PARIS (AFP) - L'opposant historique tunisien Moncef Marzouki, qui a annoncé lundi sa candidature à la future présidentielle en Tunisie, a dénoncé une "mascarade" après la formation d'un nouveau gouvernement en Tunisie, fustigeant le maintien de ministres du président déchu Ben Ali.

Moncef Marzouki le 7 juillet 2001 à Tunis (© - Fethi Belaid)
"La Tunisie méritait beaucoup mieux: 90 morts, quatre semaines de révolution réelle, pour aboutir à quoi ? Un gouvernement qui n'a d'union nationale que le nom, parce qu'en réalité, il est composé (de membres du) parti de la dictature, le RCD (parti de l'ex-président Zine El Abidine Ben Ali)", a déclaré l'opposant à la télévision française I-Télé.

"Je pense que le peuple tunisien ne va pas se laisser faire par cette espèce de mascarade", a-t-il dit.

Il affirme que le Rassemblement constitutionnel démocratique (RCD) "conserve toutes les places importantes, dont le ministère de l'Intérieur, qui est supposé organiser les futures élections". Il souligne en outre que ce gouvernement ne s'est ouvert qu'à trois partis d'opposition, "qui étaient déjà adoubés par la dictature de Ben Ali".

"Par contre, toutes les forces politiques réelles, qui représentent le pays profond, ont été totalement exclues (...). C'est une fausse ouverture", a déclaré l'opposant.

Lundi après-midi, Mohammed Ghannouchi, dernier Premier ministre du président déchu, a annoncé qu'il avait formé un gouvernement d'union nationale de 24 membres, dont trois chefs de l'opposition légale, six ministres de l'ancien gouvernement et des représentants de la société civile. Il a aussi annoncé que des élections générales se tiendraient dans six mois au plus tard.

Au pouvoir depuis 23 ans, Zine El Abidine Ben Ali a fui son pays vendredi après un mois de manifestations réprimées dans le sang.

Lundi matin, Moncef Marzouki a annoncé sa candidature à la prochaine présidentielle en Tunisie. Il est le premier candidat déclaré à ce scrutin. "Je serai effectivement candidat" à l'élection présidentielle, a déclaré à la radio France Info le dirigeant du Congrès pour la République (CPR), parti de la gauche laïque interdit sous le régime Ben Ali.

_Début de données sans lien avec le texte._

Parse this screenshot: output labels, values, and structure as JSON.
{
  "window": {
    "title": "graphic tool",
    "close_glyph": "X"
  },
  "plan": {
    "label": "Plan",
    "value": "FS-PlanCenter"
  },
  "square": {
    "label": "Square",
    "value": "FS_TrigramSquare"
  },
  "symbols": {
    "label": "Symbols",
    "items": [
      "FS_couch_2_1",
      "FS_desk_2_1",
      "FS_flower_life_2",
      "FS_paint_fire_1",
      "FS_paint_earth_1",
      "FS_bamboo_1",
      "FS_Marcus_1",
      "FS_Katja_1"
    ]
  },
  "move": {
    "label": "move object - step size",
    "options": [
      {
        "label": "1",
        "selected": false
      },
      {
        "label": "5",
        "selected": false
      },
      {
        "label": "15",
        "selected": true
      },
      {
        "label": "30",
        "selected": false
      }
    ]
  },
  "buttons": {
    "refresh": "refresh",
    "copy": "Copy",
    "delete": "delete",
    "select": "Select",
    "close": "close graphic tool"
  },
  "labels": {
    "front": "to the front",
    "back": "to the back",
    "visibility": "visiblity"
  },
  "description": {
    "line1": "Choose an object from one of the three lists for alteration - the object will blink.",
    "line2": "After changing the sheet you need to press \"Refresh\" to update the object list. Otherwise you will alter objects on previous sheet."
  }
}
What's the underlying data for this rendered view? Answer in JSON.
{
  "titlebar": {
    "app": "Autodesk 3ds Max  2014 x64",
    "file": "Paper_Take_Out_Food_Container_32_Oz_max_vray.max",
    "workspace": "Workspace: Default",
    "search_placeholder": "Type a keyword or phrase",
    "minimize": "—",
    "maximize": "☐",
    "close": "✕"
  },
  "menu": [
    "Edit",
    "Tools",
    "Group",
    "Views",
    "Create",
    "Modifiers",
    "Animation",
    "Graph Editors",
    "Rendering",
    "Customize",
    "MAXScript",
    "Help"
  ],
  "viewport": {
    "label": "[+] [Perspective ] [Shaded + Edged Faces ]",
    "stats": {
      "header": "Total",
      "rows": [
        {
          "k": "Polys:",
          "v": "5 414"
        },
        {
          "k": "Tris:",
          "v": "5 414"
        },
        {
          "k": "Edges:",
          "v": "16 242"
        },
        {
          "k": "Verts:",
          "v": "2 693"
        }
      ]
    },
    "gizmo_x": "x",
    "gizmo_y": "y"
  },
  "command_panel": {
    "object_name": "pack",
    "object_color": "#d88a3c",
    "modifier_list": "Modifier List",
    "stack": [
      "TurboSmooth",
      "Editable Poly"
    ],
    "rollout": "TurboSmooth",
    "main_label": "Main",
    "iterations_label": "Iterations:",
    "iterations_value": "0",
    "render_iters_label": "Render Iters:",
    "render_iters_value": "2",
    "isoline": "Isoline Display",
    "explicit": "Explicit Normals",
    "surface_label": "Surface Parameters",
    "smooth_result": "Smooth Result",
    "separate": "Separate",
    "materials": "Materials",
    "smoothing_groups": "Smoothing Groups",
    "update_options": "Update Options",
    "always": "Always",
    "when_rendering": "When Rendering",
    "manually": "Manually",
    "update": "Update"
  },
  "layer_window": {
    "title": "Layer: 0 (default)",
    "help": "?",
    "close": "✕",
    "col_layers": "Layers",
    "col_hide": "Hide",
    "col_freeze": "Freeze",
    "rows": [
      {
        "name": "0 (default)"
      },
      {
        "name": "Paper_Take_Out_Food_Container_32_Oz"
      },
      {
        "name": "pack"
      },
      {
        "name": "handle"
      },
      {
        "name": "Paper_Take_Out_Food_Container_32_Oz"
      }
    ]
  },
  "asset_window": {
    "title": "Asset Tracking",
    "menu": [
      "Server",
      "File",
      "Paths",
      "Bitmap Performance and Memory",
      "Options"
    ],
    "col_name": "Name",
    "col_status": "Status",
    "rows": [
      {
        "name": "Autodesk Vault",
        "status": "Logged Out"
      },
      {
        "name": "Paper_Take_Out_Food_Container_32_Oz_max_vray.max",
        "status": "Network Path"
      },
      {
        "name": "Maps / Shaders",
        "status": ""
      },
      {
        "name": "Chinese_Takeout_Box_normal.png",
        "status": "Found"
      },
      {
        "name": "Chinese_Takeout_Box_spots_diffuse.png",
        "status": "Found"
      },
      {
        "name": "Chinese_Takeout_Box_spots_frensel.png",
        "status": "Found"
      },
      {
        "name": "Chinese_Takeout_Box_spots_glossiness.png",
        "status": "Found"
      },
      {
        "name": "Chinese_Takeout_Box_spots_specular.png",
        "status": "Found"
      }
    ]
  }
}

"Je me bats d'abord pour que les Tunisiens puissent avoir enfin le droit de s'exprimer, qu'on ouvre les élections à tout le monde, pas seulement à moi évidemment mais qu'il y ait des hommes et des femmes de qualité qui se présentent et que le peuple puisse dire sa parole, puisse choisir", a-t-il ensuite expliqué à l'AFP.

Lundi soir, il a dit que la formation du nouveau gouvernement, qui est selon lui en position de favoriser une victoire du RCD aux élections, "pourrait remettre en cause" sa candidature, sans plus de précisions.

Plus tôt, l'opposant en exil en France, qui s'apprête à regagner la Tunisie, avait appelé à faire disparaître tous les instruments du régime de Ben Ali, évoquant "la Constitution de la dictature" et les lois liberticides adoptées ces dernières années.

Evoquant le parti islamiste Ennahdha, dont le chef en exil a lui aussi annoncé son prochain retour en Tunisie, Moncef Marzouki avait estimé qu'il ne fallait "pas nier l'existence de cette obédience politique" mais qu'il fallait "l'encadrer, lui permettre de s'exprimer dans le cadre d'une démocratie réelle".

Ancien président de la Ligue tunisienne des droits de l'homme, jusqu'en 1994, et co-fondateur du Conseil des libertés en Tunisie (CNLT, non reconnu), M. Marzouki avait créé le Congrès pour la République en 2001. Il a été condamné à un an de prison en 2000.